Bare songs and hearing songs

I wrote in my last post that the way the music industry structures and delivers music can make it difficult to hear songs. The song may come to us as a framework for a powerful arrangement or performance, or even as a piece of a larger narrative about a particular celebrity. But, given that context, what possibilities arise when songs are presented in a bare form?

For very popular musicians, presenting bare, often acoustic, versions of popular songs has become a familiar gesture, meant to rekindle a sense of immediacy or authenticity around songs that have been heard dozens or hundreds of times. This tactic may have peaked in the ’90s with the popularity of MTV Unplugged, but it is a standard element in the pop star playbook.

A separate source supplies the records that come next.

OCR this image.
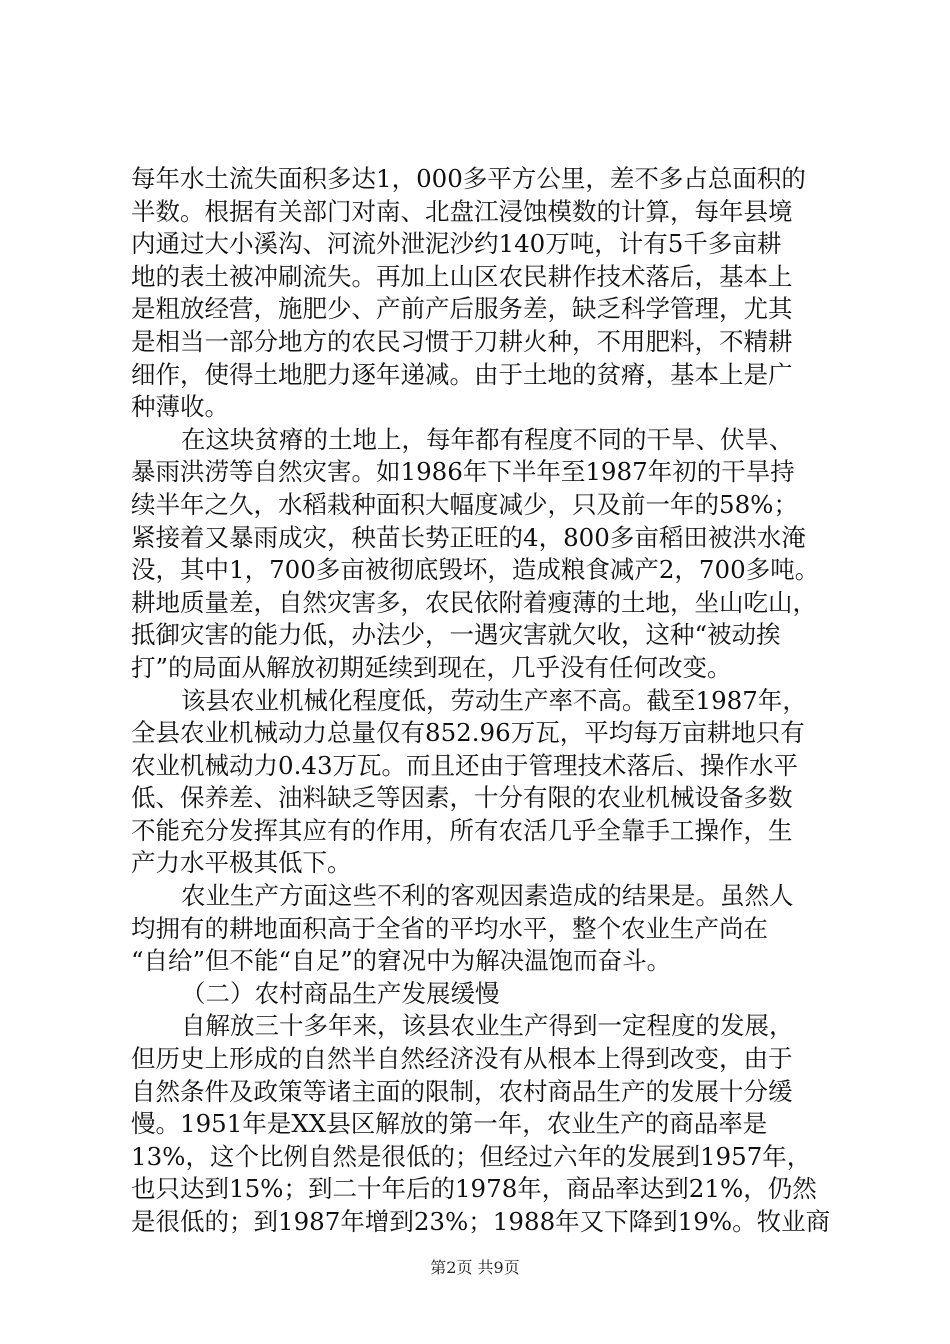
每年水土流失面积多达1，000多平方公里，差不多占总面积的
半数。根据有关部门对南、北盘江浸蚀模数的计算，每年县境
内通过大小溪沟、河流外泄泥沙约140万吨，计有5千多亩耕
地的表土被冲刷流失。再加上山区农民耕作技术落后，基本上
是粗放经营，施肥少、产前产后服务差，缺乏科学管理，尤其
是相当一部分地方的农民习惯于刀耕火种，不用肥料，不精耕
细作，使得土地肥力逐年递减。由于土地的贫瘠，基本上是广
种薄收。
在这块贫瘠的土地上，每年都有程度不同的干旱、伏旱、
暴雨洪涝等自然灾害。如1986年下半年至1987年初的干旱持
续半年之久，水稻栽种面积大幅度减少，只及前一年的58%；
紧接着又暴雨成灾，秧苗长势正旺的4，800多亩稻田被洪水淹
没，其中1，700多亩被彻底毁坏，造成粮食减产2，700多吨。
耕地质量差，自然灾害多，农民依附着瘦薄的土地，坐山吃山，
抵御灾害的能力低，办法少，一遇灾害就欠收，这种“被动挨
打”的局面从解放初期延续到现在，几乎没有任何改变。
该县农业机械化程度低，劳动生产率不高。截至1987年，
全县农业机械动力总量仅有852.96万瓦，平均每万亩耕地只有
农业机械动力0.43万瓦。而且还由于管理技术落后、操作水平
低、保养差、油料缺乏等因素，十分有限的农业机械设备多数
不能充分发挥其应有的作用，所有农活几乎全靠手工操作，生
产力水平极其低下。
农业生产方面这些不利的客观因素造成的结果是。虽然人
均拥有的耕地面积高于全省的平均水平，整个农业生产尚在
“自给”但不能“自足”的窘况中为解决温饱而奋斗。
（二）农村商品生产发展缓慢
自解放三十多年来，该县农业生产得到一定程度的发展，
但历史上形成的自然半自然经济没有从根本上得到改变，由于
自然条件及政策等诸主面的限制，农村商品生产的发展十分缓
慢。1951年是XX县区解放的第一年，农业生产的商品率是
13%，这个比例自然是很低的；但经过六年的发展到1957年，
也只达到15%；到二十年后的1978年，商品率达到21%，仍然
是很低的；到1987年增到23%；1988年又下降到19%。牧业商
第2页 共9页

Another familiar mode of presenting the bare song is as a deliberate choice for a particular song – that is, for a performer who normally uses fuller arrangements to present a particular song in a simple way to highlight something about that song. This is the mode that I am most interested in because it seems more likely to be focused on the song itself, rather than the performer’s persona. The two modes can also overlap or one mode can masquerade as the other. What I am interested in is not particularly authenticity, but a performance mode that lets the listener hear the song better as a song. Pining for a truly authentic performance is a little like visiting the location of the first McDonald’s or Dunkin’ Donuts.